Brenner’s nostrils flared. “We’ll discuss that back at the station, but I’m sure we’ll find plenty more evidence when we turn this place upside down,” he retorted as a triumphant smirk crept over his lips.
A muscle twitched in my jaw, my fists clenching with the overwhelming need to smack the motherfucker in the face. But where would that get me? I needed to keep a calm head.
“Can you at least give me the dignity to walk out of here without cuffs on? Bit embarrassing if my neighbors see me cuffed up,” I said, hoping to buy myself an opportunity to escape.
“Not a chance.”
Fuck.
“Boss, let me take Mason back to the station. I know him; he won’t try anything with me, and you can stay here to oversee the search,” Nick said, speaking for the first time, his tone completely neutral.
Brenner’s lips pursed as he looked between Nick and me. From the corner of my eye, I peeked at Nick, trying to get a read on him. Whose side was he on? But it was impossible to tell; his poker face was shit hot.
“Boss, you might want to come and see this,” a cop called from my spare bedroom, where they’d no doubt just discovered my evidence wall.
If Brenner didn’t have any evidence on me beforehand, he certainly did now.
Curiosity got the better of Brenner. “Fine. But I want him in cuffs for the entire journey. And he’s not to be interviewed until I’m there.”
With that, he stormed away, heading straight to the spare bedroom.
Nick didn’t say a word as he spun me around and slapped the cuffs on, my hands locked behind my back, and my chances of getting out of this mess and getting to Raven before it was too late rapidly declining.
He led me through the apartment, cops rifling through my belongings, pausing to glare at me, disgust written over each of their faces.

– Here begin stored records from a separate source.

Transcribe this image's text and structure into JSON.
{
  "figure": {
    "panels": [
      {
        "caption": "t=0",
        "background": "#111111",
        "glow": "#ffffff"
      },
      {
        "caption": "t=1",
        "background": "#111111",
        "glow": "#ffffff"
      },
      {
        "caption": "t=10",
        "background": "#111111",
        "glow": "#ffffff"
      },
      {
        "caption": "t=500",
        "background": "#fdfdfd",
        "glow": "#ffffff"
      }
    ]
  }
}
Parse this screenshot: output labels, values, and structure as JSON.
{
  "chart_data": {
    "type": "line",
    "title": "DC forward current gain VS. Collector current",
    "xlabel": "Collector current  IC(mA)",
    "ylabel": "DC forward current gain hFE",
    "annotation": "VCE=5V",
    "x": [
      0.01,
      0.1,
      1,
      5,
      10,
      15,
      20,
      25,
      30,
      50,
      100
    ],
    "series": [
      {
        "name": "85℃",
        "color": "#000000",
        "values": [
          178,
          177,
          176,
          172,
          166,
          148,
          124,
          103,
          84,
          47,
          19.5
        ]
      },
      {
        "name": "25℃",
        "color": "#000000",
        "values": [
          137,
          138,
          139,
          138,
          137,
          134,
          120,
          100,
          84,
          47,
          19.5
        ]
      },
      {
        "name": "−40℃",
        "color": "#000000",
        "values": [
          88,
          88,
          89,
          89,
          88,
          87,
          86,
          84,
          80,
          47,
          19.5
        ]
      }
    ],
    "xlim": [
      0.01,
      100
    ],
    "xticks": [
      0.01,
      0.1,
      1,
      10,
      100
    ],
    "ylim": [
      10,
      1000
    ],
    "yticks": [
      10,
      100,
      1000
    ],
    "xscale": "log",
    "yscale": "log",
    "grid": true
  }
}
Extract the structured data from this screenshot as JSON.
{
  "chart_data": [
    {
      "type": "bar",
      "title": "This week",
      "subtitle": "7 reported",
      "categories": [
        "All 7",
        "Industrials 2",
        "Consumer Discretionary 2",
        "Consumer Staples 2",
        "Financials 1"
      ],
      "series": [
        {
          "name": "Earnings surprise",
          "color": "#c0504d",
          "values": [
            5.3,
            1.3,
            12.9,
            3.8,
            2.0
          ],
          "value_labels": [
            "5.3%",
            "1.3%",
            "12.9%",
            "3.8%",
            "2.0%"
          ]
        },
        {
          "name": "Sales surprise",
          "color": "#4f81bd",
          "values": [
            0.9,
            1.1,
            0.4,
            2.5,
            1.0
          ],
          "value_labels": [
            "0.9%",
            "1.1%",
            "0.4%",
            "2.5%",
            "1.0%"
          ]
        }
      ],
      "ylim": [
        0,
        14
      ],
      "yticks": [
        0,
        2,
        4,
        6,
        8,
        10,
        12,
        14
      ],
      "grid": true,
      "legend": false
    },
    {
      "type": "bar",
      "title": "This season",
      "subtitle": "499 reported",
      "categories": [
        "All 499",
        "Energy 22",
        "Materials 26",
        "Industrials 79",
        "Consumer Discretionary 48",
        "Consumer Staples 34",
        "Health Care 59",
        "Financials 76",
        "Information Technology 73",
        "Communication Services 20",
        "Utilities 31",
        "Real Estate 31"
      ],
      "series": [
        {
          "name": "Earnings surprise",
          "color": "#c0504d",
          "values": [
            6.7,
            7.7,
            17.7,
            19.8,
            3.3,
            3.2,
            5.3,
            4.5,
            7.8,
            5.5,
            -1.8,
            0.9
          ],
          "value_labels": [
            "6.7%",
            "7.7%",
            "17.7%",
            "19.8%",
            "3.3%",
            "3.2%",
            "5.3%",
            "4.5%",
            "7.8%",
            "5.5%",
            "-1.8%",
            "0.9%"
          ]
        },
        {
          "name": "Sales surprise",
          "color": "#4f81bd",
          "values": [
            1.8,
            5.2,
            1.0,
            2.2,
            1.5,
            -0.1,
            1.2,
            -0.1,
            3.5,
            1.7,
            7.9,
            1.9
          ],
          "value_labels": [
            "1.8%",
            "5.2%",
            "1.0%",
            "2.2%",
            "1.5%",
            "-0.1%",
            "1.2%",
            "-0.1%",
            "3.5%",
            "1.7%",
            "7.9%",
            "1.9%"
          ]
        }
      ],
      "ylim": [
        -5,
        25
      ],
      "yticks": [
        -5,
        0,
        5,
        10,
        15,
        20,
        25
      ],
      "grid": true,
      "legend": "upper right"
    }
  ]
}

They thought I was a dirty cop.
As Nick led me past the room where flashes of a camera went off, Brenner appeared at the door, my wall of evidence behind him. “You couldn’t just let it go, could you, Roberts. This is your own fault, you know. You asked for this.”
Probably.
But I wouldn’t have changed a thing.
Raven deserved her justice, and if I couldn’t get it for her, I hoped she could get it for herself.